L’attribuzione dei compiti fra i diversi stakeholder comporta l’individuare da quale soggetto – o da quale insieme di soggetti – debba essere guidati lo sviluppo di specifici servizi e infrastrutture. Ad esempio, in una iniziativa in area “smart building”, entrano in gioco i costruttori di un edificio, i gestori real estate, i proprietari, gli occupanti; a seconda degli obiettivi del progetto complessivo, pur facendo in modo che ognuno possa dare il suo contributo, sarà necessario stabilire modelli di riferimento tecnologico, roadmap implementative a la creazione di best practices condivise.

Infine, si devono chiarire i modelli di business da integrare nel progetto che si intende realizzare. Si tratta non solo individuare le opportune scelte per la monetizzazione di nuovi servizi, prodotti, opportunità che vengano erogati, ma anche di immaginare e verificare modelli di consumo, di accesso, di co-sviluppo o co-progettazione. Mai come in questo caso, la possibilità di muoversi in uno scenario condiviso è essenziale e le partnership tra il pubblico ed il privato, magari arricchite da iniziative di crowdsourcing sulle comunità locali, diventano un elemento di successo fondamentale.

L’analisi di tutti questi aspetti è affidata all’attività dei membri che entreranno nella City Protocol Society, producendo indicazioni e indirizzi che, con il contributo prezioso del mondo accademico e della ricerca, verranno analizzati, formalizzati, trasformati in metodologie, processi, modelli operativi resi disponibili in modo libero attraverso un portale; esso sarà organizzato in modo tale da costituire un “arsenale di risorse” che aiuti le amministrazioni, le imprese, i cittadini di tutto il mondo a esprimere il proprio bisogno , di qualsiasi livello sia, e a trovare risposte e informazioni coerenti.

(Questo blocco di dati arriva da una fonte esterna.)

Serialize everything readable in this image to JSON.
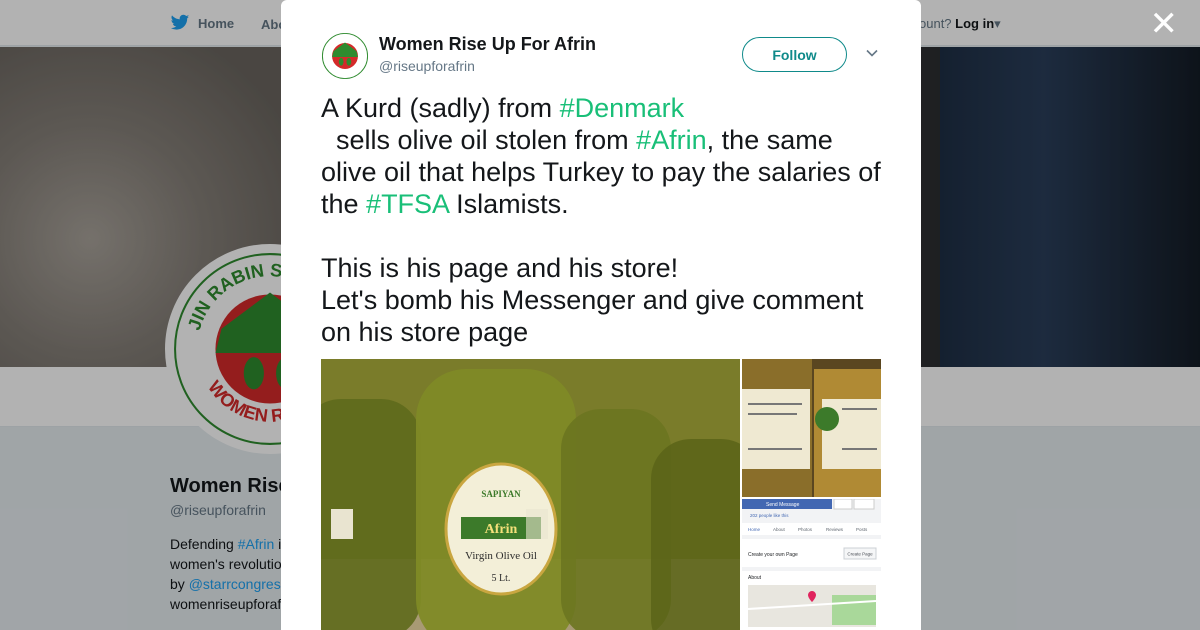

Vera chiave di volta del piano ambizioso che si delinea per la City Protocol Society è il concetto di “openness” e la capacità di coinvolgere, oltre alle istituzioni, alle aziende, all’accademia, un numero sempre crescente di persone: sia come portatori di proposte e idee, sia come collaboratori nella realizzazione di comunità intelligenti e sostenibili. Semplici cittadini e gruppi organizzati della società civile possono “vedere” e portare all’attenzione bisogni e possibilità non percepite da chi amministra la città; possono inoltre diventare essi stessi protagonisti del cambiamento e fare la differenza, anche all’interno di progetti molto complessi e strutturati, se attraverso opportunità quali l’open data, il crowdsourcing, piattaforme per il co-development e il co-design, sono messi nelle condizioni di contribuire e di arricchire con la propria voce il confronto sul futuro condiviso delle comunità di tutto il mondo.